お姫様抱っこ。by守
キウイフルーツの入った袋を持って、コンビニに向かうことにした。キウイフルーツはありがたいけど、自分で何か見繕ってやりたいんだ。お袋の気持ちをありがたく受け取りたかったし、そして俺も奈々の好きなものを選びたいと思ったから。
「さて、と。」
コンビニの中を歩いてみる。何が良いかな。スナック菓子やチョコレート、クッキー。普段なら喜びそうなものはたくさんあるけど、今はその手のものは喜ばないだろう。そうだ。スイーツにしよう。プリンも良いかな。ミニパフェは重いかな。
「あ。そうか。」
アイスという手があったな。アイスなら抹茶が一番好きだな。それともジェラートのほうが口当たりが良いだろうか。アイスキャンディのほうが…。アイスなら、抹茶は外せないにしても、期間限定も捨てがたい。期間限定モノなら俺も食べたいぞ。
「あ…。」
思いつくままにポンポンとカゴに入れていったらカゴがいっぱいになっちまった。さすがにコレは多すぎるな。消去法で減らしていく。

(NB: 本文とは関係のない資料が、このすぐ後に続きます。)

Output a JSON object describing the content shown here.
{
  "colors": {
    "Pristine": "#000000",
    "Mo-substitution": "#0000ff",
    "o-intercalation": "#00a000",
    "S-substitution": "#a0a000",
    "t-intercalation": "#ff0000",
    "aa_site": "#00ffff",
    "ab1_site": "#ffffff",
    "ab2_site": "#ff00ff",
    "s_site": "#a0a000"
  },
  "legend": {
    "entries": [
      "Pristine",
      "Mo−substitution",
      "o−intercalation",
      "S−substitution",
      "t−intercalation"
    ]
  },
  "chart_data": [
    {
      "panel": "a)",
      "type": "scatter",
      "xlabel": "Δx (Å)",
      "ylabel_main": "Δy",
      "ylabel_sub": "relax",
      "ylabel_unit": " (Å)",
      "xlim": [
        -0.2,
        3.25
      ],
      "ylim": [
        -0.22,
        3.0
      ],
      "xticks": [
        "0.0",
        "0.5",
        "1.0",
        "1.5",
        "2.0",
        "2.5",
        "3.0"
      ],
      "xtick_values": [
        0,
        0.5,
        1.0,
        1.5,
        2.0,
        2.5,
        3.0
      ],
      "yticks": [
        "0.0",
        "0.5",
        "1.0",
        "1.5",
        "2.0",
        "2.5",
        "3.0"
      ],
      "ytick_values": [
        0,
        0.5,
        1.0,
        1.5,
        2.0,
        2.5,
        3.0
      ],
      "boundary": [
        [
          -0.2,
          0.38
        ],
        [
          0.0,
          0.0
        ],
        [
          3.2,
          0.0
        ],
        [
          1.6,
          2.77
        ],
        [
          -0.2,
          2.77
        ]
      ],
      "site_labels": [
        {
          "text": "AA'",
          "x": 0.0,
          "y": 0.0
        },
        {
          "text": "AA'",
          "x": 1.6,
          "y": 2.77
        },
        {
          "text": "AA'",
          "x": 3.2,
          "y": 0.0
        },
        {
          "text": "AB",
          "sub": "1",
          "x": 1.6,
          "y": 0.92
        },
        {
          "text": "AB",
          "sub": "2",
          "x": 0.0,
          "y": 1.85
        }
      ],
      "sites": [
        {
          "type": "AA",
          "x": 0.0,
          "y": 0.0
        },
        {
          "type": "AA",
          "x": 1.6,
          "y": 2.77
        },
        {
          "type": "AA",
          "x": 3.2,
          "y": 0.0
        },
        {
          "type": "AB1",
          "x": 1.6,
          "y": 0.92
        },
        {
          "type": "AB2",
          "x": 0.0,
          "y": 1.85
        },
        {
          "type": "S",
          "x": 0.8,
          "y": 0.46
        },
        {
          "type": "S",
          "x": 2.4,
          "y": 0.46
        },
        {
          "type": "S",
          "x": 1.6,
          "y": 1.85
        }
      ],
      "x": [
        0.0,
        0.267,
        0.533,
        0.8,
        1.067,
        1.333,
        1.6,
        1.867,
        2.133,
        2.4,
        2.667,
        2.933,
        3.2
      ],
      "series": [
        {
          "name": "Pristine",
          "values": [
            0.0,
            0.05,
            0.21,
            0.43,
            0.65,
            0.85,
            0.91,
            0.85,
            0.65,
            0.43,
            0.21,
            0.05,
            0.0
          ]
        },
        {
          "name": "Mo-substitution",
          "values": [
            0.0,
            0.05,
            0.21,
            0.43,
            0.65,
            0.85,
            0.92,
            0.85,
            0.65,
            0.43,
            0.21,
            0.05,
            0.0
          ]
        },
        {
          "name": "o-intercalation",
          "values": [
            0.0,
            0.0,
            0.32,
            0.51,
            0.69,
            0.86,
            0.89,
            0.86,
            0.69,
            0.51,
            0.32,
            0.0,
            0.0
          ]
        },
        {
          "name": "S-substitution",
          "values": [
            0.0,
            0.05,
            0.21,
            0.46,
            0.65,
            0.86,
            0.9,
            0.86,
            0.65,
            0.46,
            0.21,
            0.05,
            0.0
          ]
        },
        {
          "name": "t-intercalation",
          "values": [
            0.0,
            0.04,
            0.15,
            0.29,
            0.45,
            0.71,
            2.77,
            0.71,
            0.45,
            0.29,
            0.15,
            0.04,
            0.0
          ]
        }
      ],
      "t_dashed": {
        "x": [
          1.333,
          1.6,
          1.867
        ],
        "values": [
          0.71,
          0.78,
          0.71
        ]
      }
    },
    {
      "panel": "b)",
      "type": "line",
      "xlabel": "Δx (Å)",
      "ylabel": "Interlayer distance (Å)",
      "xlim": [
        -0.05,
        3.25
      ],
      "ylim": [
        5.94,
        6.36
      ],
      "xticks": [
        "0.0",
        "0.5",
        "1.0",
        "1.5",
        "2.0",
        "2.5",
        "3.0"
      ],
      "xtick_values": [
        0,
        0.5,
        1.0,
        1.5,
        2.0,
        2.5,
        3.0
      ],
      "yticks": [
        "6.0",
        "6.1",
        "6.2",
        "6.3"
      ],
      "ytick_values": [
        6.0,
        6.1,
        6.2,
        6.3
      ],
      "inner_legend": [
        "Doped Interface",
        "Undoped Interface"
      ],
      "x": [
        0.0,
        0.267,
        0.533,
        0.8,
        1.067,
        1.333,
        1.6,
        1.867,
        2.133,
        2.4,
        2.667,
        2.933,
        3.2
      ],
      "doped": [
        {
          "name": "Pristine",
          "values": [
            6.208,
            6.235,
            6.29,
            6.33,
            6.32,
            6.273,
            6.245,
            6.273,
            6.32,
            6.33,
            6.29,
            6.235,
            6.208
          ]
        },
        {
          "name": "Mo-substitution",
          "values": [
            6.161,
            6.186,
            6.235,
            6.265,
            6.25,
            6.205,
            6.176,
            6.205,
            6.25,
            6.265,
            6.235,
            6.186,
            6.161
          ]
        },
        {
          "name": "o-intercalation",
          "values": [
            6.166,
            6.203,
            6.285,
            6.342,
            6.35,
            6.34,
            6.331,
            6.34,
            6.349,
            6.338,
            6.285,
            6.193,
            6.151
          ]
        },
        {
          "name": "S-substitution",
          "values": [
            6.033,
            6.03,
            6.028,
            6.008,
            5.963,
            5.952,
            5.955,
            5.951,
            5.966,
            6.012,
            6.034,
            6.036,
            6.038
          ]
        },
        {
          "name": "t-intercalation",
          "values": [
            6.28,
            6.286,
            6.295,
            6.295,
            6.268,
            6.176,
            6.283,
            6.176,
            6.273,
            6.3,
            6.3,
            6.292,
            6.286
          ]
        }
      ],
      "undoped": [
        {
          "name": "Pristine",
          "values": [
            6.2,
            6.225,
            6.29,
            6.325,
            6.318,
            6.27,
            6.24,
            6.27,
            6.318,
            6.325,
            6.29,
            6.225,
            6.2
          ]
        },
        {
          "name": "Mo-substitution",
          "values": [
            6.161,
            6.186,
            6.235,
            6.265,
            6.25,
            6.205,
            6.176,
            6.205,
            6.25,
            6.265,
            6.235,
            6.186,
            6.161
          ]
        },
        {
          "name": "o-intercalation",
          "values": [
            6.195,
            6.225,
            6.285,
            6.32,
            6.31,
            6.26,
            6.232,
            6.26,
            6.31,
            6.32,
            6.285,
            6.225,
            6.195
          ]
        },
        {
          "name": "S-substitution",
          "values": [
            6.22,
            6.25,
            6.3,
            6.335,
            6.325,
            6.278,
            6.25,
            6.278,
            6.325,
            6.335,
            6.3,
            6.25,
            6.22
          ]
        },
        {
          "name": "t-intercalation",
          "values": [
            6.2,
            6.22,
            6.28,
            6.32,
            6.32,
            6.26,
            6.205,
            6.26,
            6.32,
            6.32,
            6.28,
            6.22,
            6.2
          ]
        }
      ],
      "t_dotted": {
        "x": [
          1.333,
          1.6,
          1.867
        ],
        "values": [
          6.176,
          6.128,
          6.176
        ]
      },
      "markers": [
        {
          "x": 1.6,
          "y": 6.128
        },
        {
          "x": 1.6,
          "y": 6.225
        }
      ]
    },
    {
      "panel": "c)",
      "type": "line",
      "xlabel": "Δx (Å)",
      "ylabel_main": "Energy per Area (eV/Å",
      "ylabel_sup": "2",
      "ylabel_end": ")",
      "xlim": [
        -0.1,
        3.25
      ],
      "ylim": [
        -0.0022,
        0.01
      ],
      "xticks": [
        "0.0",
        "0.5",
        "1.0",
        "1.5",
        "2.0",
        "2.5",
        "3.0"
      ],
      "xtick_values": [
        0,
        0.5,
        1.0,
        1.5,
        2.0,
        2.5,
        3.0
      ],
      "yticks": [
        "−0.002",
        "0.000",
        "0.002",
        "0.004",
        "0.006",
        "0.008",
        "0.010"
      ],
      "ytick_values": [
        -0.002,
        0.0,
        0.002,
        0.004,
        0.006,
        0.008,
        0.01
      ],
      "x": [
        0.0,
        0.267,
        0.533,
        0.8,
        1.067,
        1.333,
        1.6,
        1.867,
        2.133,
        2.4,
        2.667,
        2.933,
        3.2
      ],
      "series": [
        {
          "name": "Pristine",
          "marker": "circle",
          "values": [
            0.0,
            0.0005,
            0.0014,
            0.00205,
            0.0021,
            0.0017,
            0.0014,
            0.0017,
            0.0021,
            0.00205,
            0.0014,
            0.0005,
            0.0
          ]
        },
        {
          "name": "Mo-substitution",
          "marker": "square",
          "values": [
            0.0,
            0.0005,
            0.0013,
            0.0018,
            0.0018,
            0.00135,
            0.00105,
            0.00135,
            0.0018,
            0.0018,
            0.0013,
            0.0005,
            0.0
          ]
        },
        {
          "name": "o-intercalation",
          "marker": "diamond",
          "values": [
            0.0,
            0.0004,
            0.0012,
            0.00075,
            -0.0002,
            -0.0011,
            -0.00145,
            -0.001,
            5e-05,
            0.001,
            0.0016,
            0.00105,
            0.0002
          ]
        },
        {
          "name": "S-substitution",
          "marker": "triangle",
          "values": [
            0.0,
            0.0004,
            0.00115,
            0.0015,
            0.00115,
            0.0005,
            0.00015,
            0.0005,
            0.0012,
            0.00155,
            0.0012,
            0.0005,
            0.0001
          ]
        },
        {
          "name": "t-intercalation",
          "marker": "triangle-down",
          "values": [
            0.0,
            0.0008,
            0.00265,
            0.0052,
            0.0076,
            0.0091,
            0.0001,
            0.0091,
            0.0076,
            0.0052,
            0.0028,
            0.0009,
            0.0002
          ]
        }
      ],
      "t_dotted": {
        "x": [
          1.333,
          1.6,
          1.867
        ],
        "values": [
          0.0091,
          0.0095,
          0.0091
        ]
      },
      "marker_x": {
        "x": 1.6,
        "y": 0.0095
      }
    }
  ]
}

最終選考に残ったのは、抹茶アイス。ソーダ味のアイスキャンディ。期間限定のアイス、餅入りのきなこ味とゴマ味、焼きプリン二個。そして、昼飯用のサンドイッチと、チョコレートコーティングのされた、ホイップ入りのパン。奈々がホイップものが好きだから。
「ただいま。」
帰ってくると、リビングにはいない。寝室に様子を見に行くと奈々がスヤスヤと眠っている。額に手を当ててみると、まだ少し熱いが、先ほどのようなしんどそうな表情ではない。よかった。
「ごめんな…。」
小さな声で言ってみる。そして、直人の言葉を思い出した俺は唇を重ねた。熱っぽいが、小さくて形の良い唇は、ずっと触れていたいくらい癒される。思わず舌を入れそうになった。
「ん…。」
奈々の様子に思わす唇を離した。
いかんいかん!病人にそんなことをしては!
「お帰り…。」
うっすらと目を開けて小さな声で言う様子は弱々しい。先ほどみたいに怒る元気もなさそうだ。
「ただいま。」
俺はもう一度、今度はそっと唇を重ねる。
「感染るよ…。」
「大丈夫。ところで、何か食うか?アイス買ってきたぞ。キウイフルーツもあるぞ。」
「ホント?!」
目が少しだけ光を帯びた。
「起きる?」
手を伸ばすと、俺の手を取ってゆっくり起き上がる。まだ手が熱い。
起きあがった奈々をそっと抱きしめ、頭の上に顎を乗せる。だらんと腕を垂らしたまま、じっとしている。
「どうしたの?」
「ごめんな。お粥…。」
「私こそ、ごめん。」
力ない腕が俺の腰に絡みつく。てのひらで背中をポンポンとたたくと涙声が聞こえた。
「心配かけてんのに。頑張ってくれてるのに、怒ってごめん。」
「俺こそ、お粥がそんなに嫌いと思わなくって、お粥を食べさせてみたいとか、頑張らなきゃとか、その…。奈々の気持ちとか体調が最優先なのに、ごめん。」
謝りながら、お袋の話を思い出す。俺も親父と同じことをしようとしていたんだということ。親父もやり方を間違えながらも自分にできることを模索していたんだろう。
「そうだ。買い物に行こうとしたら、お袋に会って、キウイフルーツを分けてくれたんだ。だからあとはコンビニで奈々の好きそうなものを見つくろってきた。」
「そうなんだ…。アイスは何があるの?」
「見てのお楽しみ。」
「じゃあ、連れてって。」
奈々はそう言うと、両腕を伸ばしてお姫様抱っこをせがんだ。
「仕方ねー奴だな。」
照れ隠しにそんなことを言いながら抱き上げると、笑顔で俺の首に腕を巻き付けた。よかった。奈々がいてくれて。
奈々の声が階下に聞こえていたことは、黙っておこう。